Por ejemplo, ante el viaje espacial de treinta y cuatro días que les espera, Arseniev, uno de los cosmonautas, reúne a los demás tripulantes y, temiendo que los conciertos de Beethoven emitidos para ellos desde la Tierra no constituyan suficiente amortiguador para los ratos de ocio, les propone amenizar el periplo… ¡con debates! “Para dar ejemplo”, dice, “reto al colega Lao Chu a un duelo verbal sobre las secuencias ondulantes de la materia”. ¿Habla Lem en serio? ¿Se está pitorreando? En algunos pasajes, su propósito parece ser dejar claro a los censores que su concepción de los “cielos” es cien por cien materialista y se ha empapado de los escritos divulgativos sobre Venus o la Luna redactados por los hombres de ciencia a cuya solvencia intelectual el Partido ha dado el visto bueno. Otras veces, se percibe cierta inclinación a la evasión intelectual, ya que la física no era posible.

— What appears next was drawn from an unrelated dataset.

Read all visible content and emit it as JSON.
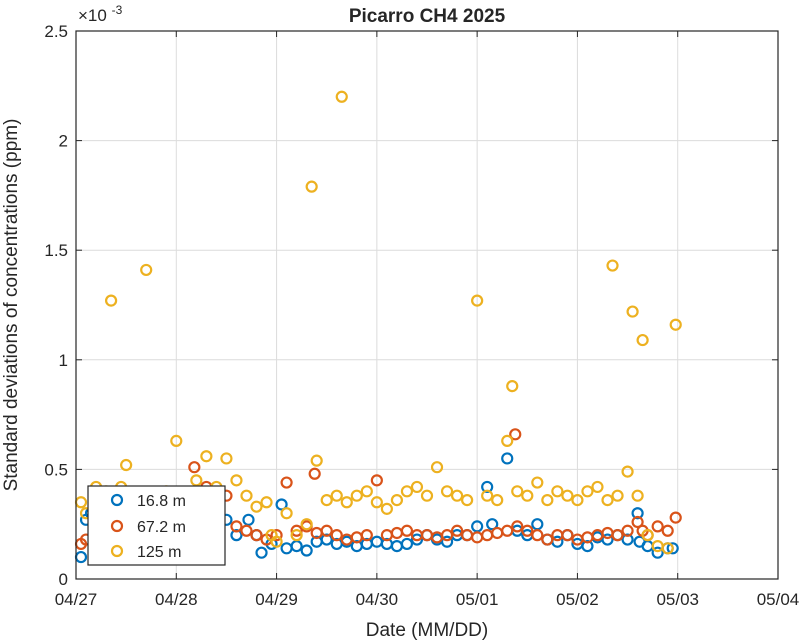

Pero, a grandes rasgos y sumando el antedicho condimento discreta y prudentemente satírico, el suyo no deja de ser un ensayo de ciencia-ficción sujeto a los cánones ortodoxos establecidos para el género en el bloque socialista. Así como James Hilton fue fiel a los cánones dictados por los americanos durante la Guerra Fría al describirnos Shangri La, en Horizontes perdidos, como una especie de campamento de verano donde los tibetanos se comportan como adolescentes de Oklahoma alegremente respetuosos con el horario de vuelta a casa marcado por sus padres, la novela de Lem no deja de solidarizarse con el viejo sueño bolchevique -expresado ya el mismo año del incidente de Tunguska, en la novela Estrella roja, por Alexander Bogdanov- de llegar un día, en el curso de un viaje espacial, a encontrarse cara a cara con marcianos y descubrir que éstos, debido a su extraordinaria inteligencia… ¡son comunistas desde hace una eternidad!

Esta novela suya –escrita a ratos con entonación de libro de texto o Florido Pensil rojo- recoge, en efecto, múltiples ecos de raigambre cosmista, es decir, del anhelo soviético de reemplazar a Dios por un ceñudo culto al silencio de las supernovas y a la gélida oscuridad del espacio profundo oficiado por pilotos fríos, musculosos y fanáticos de los retos de producción industrial, como el Arseniev de la novela, un “Hércules encarnado en la figura de un astrónomo”, con “una nuca recta como una columna en la que se asentaba una cabeza robusta y pesada, cubierta de una cabellera tan rubia que parecía oro blanco”. Mientras la leo, me parece estar repasando los sellos con y sin charnela de mi colección de astrofilatelia, emitidos por la URSS, Rumanía, Vietnam, la RDA, India o Cuba, florilegios dentados a mayor gloria de una industria espacial que avanzaba mediante el sistema de: “Tú aprieta el botón, a ver qué pasa”… y cuyos trasfondos utópicos, por supuesto que muy lejos del discurso cosmomesiánico de Lem, deshuesó El astronauta, aquella película en la que el cohete de fabricación casera de Tony Leblanc alunizaba en Almería y en medio de un rodaje, encontrándose el viajero espacial rápidamente rodeado por la caballería de Custer.

Una rareza, en fin, con mucho que leer y que cortar y, preferiblemente, mientras se saborea un cóctel de gambas y caballitos de mar en una playa marciana.